Kruger National Park is home to the majority of the Earth’s remaining rhino populations. So what else do we know about the rhinos’ home?
*Kruger National Park is the largest game reserve in Africa. It spans across 19,633 square kilometres, basically the same size of Israel or New Jersey.
*There are 9 gates accessing the park, adding to the difficulty to monitor and patrol human activity in the park.
*It is also home to 336 tree, 49 fish, 34 amphibian, 114 reptile, 507 bird and 147 mammal species.
*In 1869 (before the park was officially even founded), a gold rush exploded in the region, which resulted in the side effect of a significant decrease in game due to hunting and trading of animal horns and skins.

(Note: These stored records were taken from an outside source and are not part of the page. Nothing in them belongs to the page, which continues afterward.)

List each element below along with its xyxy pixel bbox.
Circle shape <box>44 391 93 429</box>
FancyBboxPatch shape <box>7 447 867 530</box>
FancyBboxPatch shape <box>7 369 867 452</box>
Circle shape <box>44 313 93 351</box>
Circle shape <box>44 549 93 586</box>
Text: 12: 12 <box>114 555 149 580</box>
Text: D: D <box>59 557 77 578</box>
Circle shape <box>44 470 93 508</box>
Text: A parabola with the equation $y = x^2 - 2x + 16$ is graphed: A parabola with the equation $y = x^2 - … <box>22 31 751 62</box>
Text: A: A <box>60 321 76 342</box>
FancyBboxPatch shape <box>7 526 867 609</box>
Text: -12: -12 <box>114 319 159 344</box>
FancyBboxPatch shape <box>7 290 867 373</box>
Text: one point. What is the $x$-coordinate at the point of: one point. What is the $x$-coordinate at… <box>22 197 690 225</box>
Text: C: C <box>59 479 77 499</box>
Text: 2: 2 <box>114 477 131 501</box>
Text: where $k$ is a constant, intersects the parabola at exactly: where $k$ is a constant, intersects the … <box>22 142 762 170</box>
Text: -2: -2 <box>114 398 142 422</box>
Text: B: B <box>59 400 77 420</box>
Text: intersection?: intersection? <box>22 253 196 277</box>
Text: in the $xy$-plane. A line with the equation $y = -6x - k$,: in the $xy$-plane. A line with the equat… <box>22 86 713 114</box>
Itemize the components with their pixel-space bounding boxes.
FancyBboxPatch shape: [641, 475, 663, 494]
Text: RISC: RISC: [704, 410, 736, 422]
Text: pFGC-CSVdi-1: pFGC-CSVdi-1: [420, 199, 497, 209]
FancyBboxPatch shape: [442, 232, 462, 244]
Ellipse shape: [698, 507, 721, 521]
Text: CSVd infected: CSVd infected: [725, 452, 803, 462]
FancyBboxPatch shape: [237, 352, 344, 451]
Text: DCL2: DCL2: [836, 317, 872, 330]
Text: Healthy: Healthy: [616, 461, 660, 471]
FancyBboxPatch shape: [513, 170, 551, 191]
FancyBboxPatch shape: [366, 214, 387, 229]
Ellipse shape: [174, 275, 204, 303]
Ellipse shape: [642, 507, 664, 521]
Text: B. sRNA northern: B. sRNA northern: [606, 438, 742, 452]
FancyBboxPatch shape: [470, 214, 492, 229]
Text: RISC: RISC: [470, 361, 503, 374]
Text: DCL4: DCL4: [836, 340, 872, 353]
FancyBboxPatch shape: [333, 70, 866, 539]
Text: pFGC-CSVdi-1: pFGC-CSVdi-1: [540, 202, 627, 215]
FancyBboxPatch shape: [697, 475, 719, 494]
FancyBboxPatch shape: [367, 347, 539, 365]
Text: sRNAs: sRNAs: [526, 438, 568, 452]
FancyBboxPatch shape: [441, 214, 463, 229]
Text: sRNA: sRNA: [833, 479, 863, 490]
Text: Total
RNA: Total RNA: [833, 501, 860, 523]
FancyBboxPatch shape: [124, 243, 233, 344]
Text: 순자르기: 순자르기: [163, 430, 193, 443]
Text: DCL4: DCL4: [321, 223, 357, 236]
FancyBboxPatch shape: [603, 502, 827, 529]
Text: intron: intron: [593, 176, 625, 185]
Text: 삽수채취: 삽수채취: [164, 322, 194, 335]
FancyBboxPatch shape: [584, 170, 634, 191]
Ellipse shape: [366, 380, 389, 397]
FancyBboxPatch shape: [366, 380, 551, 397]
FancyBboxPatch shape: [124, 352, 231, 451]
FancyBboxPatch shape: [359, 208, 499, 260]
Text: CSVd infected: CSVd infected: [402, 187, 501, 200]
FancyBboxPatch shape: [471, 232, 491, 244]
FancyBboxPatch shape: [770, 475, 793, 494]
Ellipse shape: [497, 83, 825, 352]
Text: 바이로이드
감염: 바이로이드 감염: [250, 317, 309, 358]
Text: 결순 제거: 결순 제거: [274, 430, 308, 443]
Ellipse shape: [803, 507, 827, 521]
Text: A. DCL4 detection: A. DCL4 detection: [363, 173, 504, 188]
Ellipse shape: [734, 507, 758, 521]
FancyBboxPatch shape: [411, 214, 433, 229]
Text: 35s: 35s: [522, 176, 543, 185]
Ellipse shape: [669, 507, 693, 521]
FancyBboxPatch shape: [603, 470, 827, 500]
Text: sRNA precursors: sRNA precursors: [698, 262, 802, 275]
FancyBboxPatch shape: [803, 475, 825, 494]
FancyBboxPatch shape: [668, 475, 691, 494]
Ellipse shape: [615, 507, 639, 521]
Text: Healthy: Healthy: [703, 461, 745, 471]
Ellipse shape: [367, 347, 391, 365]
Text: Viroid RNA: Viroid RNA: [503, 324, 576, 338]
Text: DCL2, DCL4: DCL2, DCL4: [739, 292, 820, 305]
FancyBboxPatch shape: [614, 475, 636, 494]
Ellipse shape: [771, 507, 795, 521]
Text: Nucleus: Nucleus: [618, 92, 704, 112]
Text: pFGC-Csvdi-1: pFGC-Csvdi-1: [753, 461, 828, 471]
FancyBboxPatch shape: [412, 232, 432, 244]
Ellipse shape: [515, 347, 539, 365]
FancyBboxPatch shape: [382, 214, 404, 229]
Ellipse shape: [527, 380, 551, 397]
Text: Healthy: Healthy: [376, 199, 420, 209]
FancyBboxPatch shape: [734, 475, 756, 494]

*The park itself didn’t come into existence until 1898, when it was founded by Paul Kruger.
*The first game warden was appointed in 1902.
*The first motorist officially entered the park in 1927. Today Kruger has over a million visitors a year.
*There are important archaeological ruins in Kruger, providing ample evidence that prehistoric man roamed the area between 500,000 and 100,000 years ago.
Of course the biggest current threat to Kruger is poaching. The parks anti-poaching efforts consist of:
- employing 650 rangers
- receiving additional assistance from the police and National Defence Force
- a canine unit
Kruger holds a rich history, and it’s role to the future of the world’s rhinos, makes it a critical area of protection and preservation.